On 10/3/19 5:21 PM, Peter Zijlstra wrote:
On Thu, Oct 03, 2019 at 09:11:45AM +0200, Peter Zijlstra wrote:
On Wed, Oct 02, 2019 at 10:33:15PM -0300, Leonardo Bras wrote:
....
And I still think all that wrong, you really shouldn't need to wait on
munmap().
I do have a patch that does something like that.

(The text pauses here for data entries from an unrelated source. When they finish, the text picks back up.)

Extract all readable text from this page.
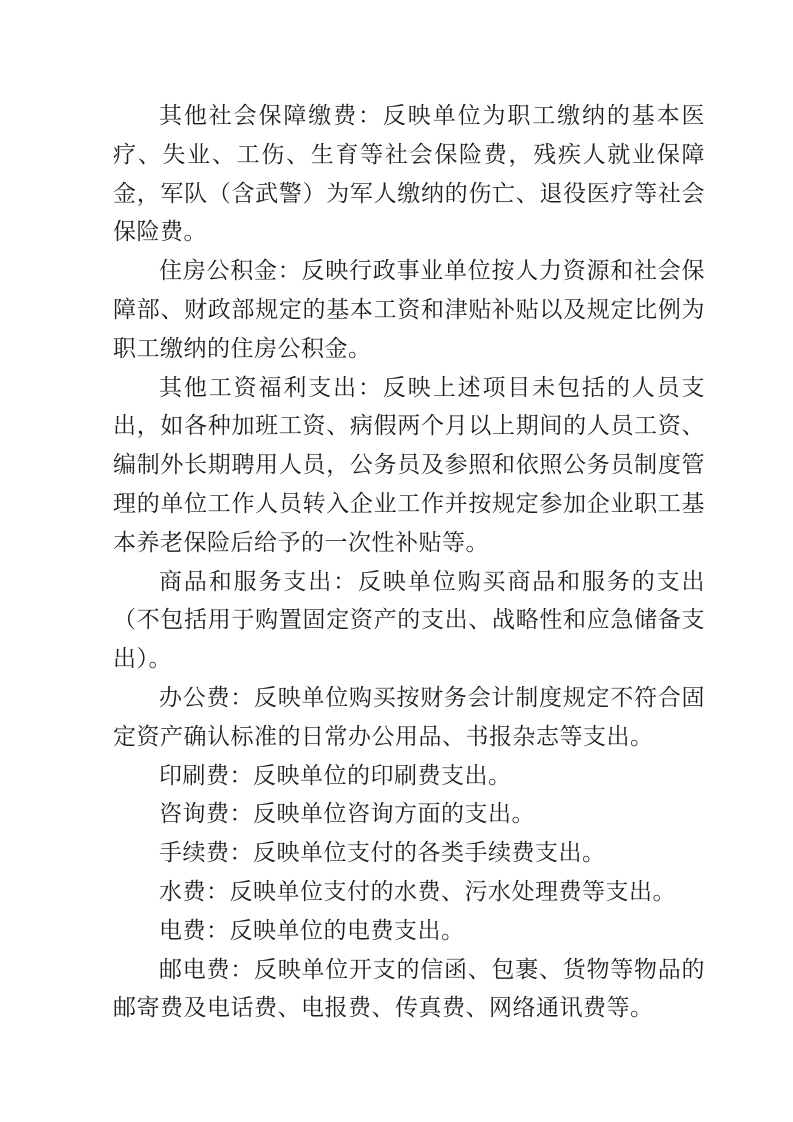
其他社会保障缴费：反映单位为职工缴纳的基本医疗、失业、工伤、生育等社会保险费，残疾人就业保障金，军队（含武警）为军人缴纳的伤亡、退役医疗等社会保险费。

住房公积金：反映行政事业单位按人力资源和社会保障部、财政部规定的基本工资和津贴补贴以及规定比例为职工缴纳的住房公积金。

其他工资福利支出：反映上述项目未包括的人员支出，如各种加班工资、病假两个月以上期间的人员工资、编制外长期聘用人员，公务员及参照和依照公务员制度管理的单位工作人员转入企业工作并按规定参加企业职工基本养老保险后给予的一次性补贴等。

商品和服务支出：反映单位购买商品和服务的支出（不包括用于购置固定资产的支出、战略性和应急储备支出）。

办公费：反映单位购买按财务会计制度规定不符合固定资产确认标准的日常办公用品、书报杂志等支出。

印刷费：反映单位的印刷费支出。

咨询费：反映单位咨询方面的支出。

手续费：反映单位支付的各类手续费支出。

水费：反映单位支付的水费、污水处理费等支出。

电费：反映单位的电费支出。

邮电费：反映单位开支的信函、包裹、货物等物品的邮寄费及电话费、电报费、传真费、网络通讯费等。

+#define __HAVE_ARCH_PMDP_HUGE_GET_AND_CLEAR_FULL
+static inline pmd_t pmdp_huge_get_and_clear_full(struct mm_struct *mm,
+ unsigned long address, pmd_t *pmdp,
+ int full)
+{
+ bool serialize = true;
+ /*
+ * We don't need to serialze against a lockless page table walk if
+ * we are clearing the pmd due to task exit. For regular mnumap, we
+ * still need to serialize due the possibility of MADV_DONTNEED running
+ * parallel to a page fault which can convert a THP pte entry to a
+ * pointer to level 4 table.
+ * Here MADV_DONTNEED is removing the THP entry and the fault is filling
+ * a level 4 pte.
+ */
+ if (full == 1)
+ serialize = false;
+ return __pmdp_huge_get_and_clear(mm, address, pmdp, serialize);
}
if it is a fullmm flush we can skip that serialize, But for everything
else we need to serialize. MADV_DONTNEED is another case. I haven't sent
this yet, because I was trying to look at what it takes to switch that
MADV variant to take mmap_sem in write mode.
MADV_DONTNEED has caused us multiple issues due to the fact that it can
run in parallel to page fault. I am not sure whether we have a
known/noticeable performance gain in allowing that with mmap_sem held in
read mode.
-aneesh